The genesis of the air cell traces back to the egg’s laying. Freshly deposited eggs match the mother’s body temperature, but they promptly cool. As the egg cools, the inner shell membrane contracts and detaches from its outer counterpart, engendering a pocket of air—a nascent air cell. This cavity gradually fills with air from the external environment, drawn in through the shell’s pores, while the egg undergoes incubation.

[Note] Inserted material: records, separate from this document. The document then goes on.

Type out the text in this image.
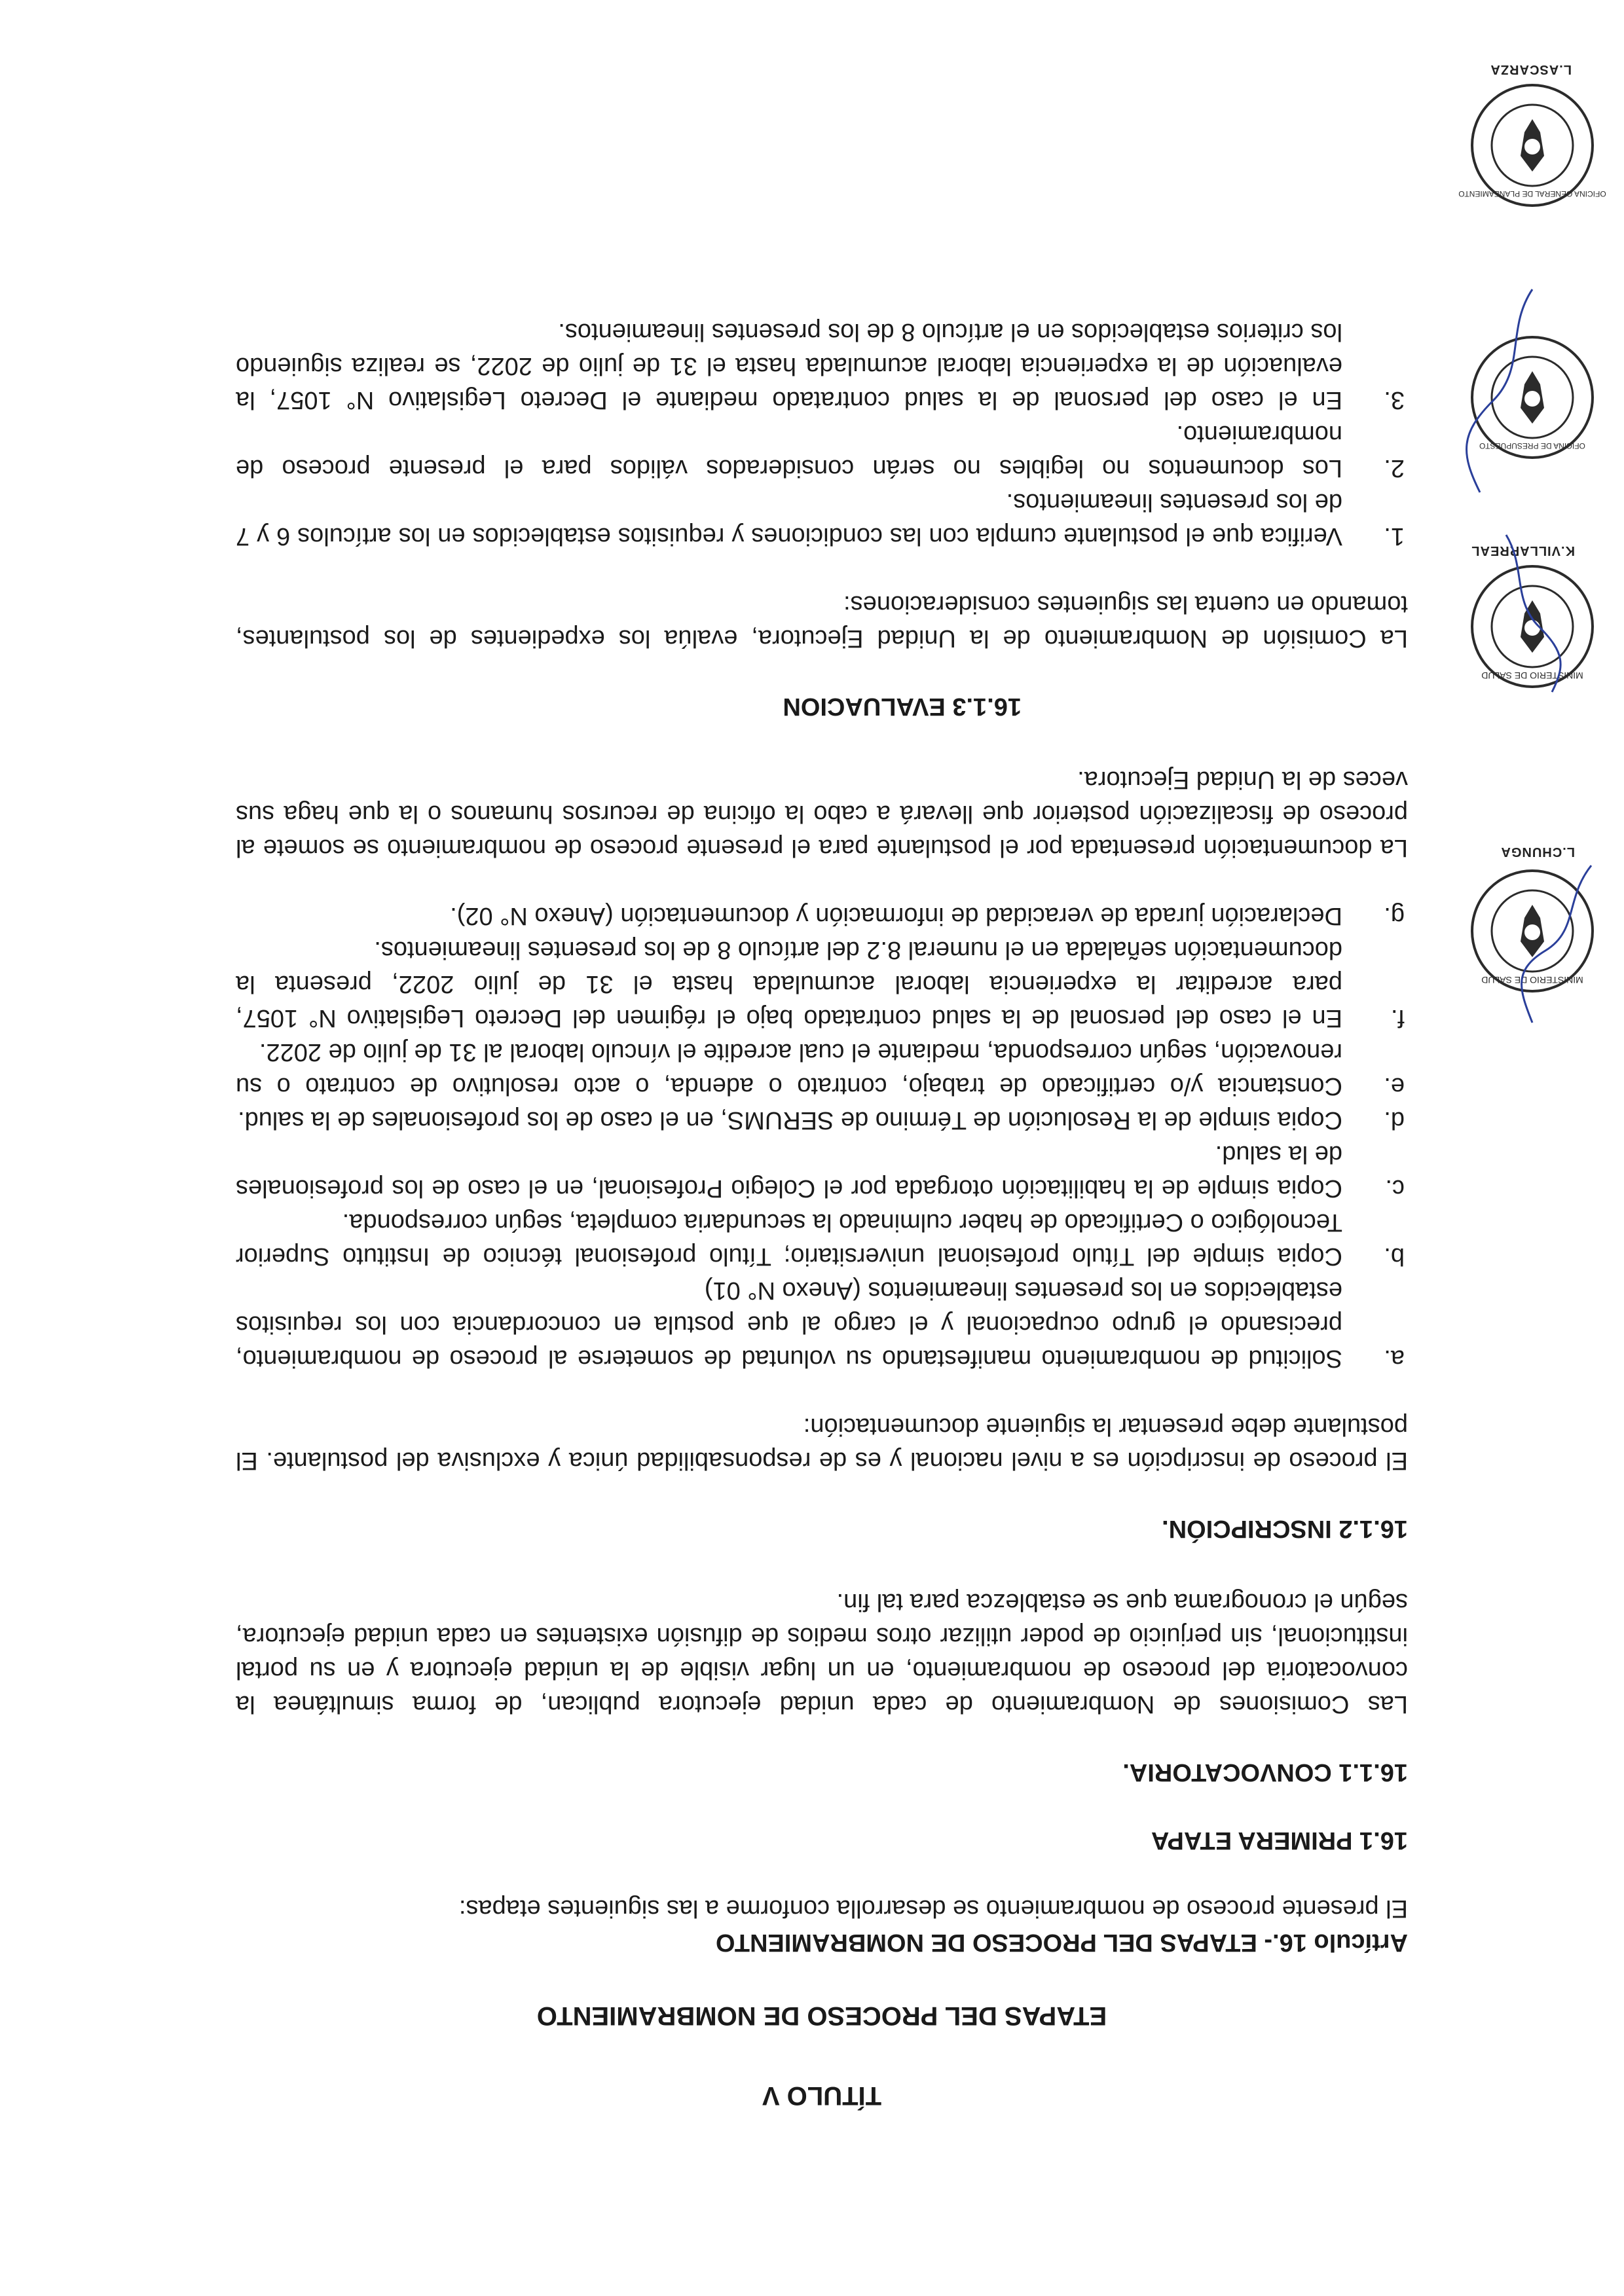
TÍTULO V

ETAPAS DEL PROCESO DE NOMBRAMIENTO

Artículo 16.- ETAPAS DEL PROCESO DE NOMBRAMIENTO

El presente proceso de nombramiento se desarrolla conforme a las siguientes etapas:

16.1 PRIMERA ETAPA

16.1.1 CONVOCATORIA.

Las Comisiones de Nombramiento de cada unidad ejecutora publican, de forma simultánea la convocatoria del proceso de nombramiento, en un lugar visible de la unidad ejecutora y en su portal institucional, sin perjuicio de poder utilizar otros medios de difusión existentes en cada unidad ejecutora, según el cronograma que se establezca para tal fin.

16.1.2 INSCRIPCIÓN.

El proceso de inscripción es a nivel nacional y es de responsabilidad única y exclusiva del postulante. El postulante debe presentar la siguiente documentación:

a.
Solicitud de nombramiento manifestando su voluntad de someterse al proceso de nombramiento, precisando el grupo ocupacional y el cargo al que postula en concordancia con los requisitos establecidos en los presentes lineamientos (Anexo N° 01)
b.
Copia simple del Título profesional universitario; Título profesional técnico de Instituto Superior Tecnológico o Certificado de haber culminado la secundaria completa, según corresponda.
c.
Copia simple de la habilitación otorgada por el Colegio Profesional, en el caso de los profesionales de la salud.
d.
Copia simple de la Resolución de Término de SERUMS, en el caso de los profesionales de la salud.
e.
Constancia y/o certificado de trabajo, contrato o adenda, o acto resolutivo de contrato o su renovación, según corresponda, mediante el cual acredite el vínculo laboral al 31 de julio de 2022.
f.
En el caso del personal de la salud contratado bajo el régimen del Decreto Legislativo N° 1057, para acreditar la experiencia laboral acumulada hasta el 31 de julio 2022, presenta la documentación señalada en el numeral 8.2 del artículo 8 de los presentes lineamientos.
g.
Declaración jurada de veracidad de información y documentación (Anexo N° 02).

La documentación presentada por el postulante para el presente proceso de nombramiento se somete al proceso de fiscalización posterior que llevará a cabo la oficina de recursos humanos o la que haga sus veces de la Unidad Ejecutora.

16.1.3 EVALUACION

La Comisión de Nombramiento de la Unidad Ejecutora, evalúa los expedientes de los postulantes, tomando en cuenta las siguientes consideraciones:

1.
Verifica que el postulante cumpla con las condiciones y requisitos establecidos en los artículos 6 y 7 de los presentes lineamientos.
2.
Los documentos no legibles no serán considerados válidos para el presente proceso de nombramiento.
3.
En el caso del personal de la salud contratado mediante el Decreto Legislativo N° 1057, la evaluación de la experiencia laboral acumulada hasta el 31 de julio de 2022, se realiza siguiendo los criterios establecidos en el artículo 8 de los presentes lineamientos.
MINISTERIO DE SALUD
L.CHUNGA
MINISTERIO DE SALUD
K.VILLARREAL
OFICINA DE PRESUPUESTO
OFICINA GENERAL DE PLANEAMIENTO
L.ASCARZA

Upon entering this air cell, the chick takes its inaugural breath, marking the activation of its lung function. The air cell sustains its air infusion through a process of diffusion. Even though diffusion through the chorioallantoic membrane is still effective, it takes a back seat to lung activity as the time for hatching gets closer. During this phase, if one were to press an ear against the egg, a faint “squeaky” sound might be discerned. Given that birds lack vocal cords, this sound emanates from a specialized structure known as the “syrinx.”
Conversely, most reptilian eggs eschew the air cell phase, progressing directly to the third stage of respiration.
Numerous creatures hatching from eggs exhibit a minute, pointed protrusion known as an “egg tooth” (technically termed a caruncle) situated on their beaks or nasal regions. This structure can be composed of hardened skin (as seen in crocodiles and birds) or a literal additional tooth (as observed in certain lizards and snakes). Its primary function lies in breaking open the egg’s shell. Following hatching, this appendage either falls off or is absorbed.
The positioning of a chick’s head beneath its wing positions it adeptly for pecking at the egg. Subsequently, the chick employs its egg tooth to crack open the shell. As the chorion and allantois membranes desiccate, their purpose wanes. At this juncture, the chick’s reliance shifts to its lungs for breathing.
Reptile hatchlings utilize their egg tooth, situated on their nose, to pierce through the weakened eggshell—its structural integrity diminished due to calcium absorption—and initiate their first breaths. Certain reptiles, including crocodiles, even generate sounds from within the egg. Unlike birds, these reptiles possess a larynx and vocal cords akin to those of humans.
In essence, birds and reptiles enact similar processes while enclosed within the egg. This correspondence should not astonish, given the close kinship between birds and select reptile species. These creatures all share a commonality in the form of specialized eggs that shield and furnish air to the burgeoning embryo.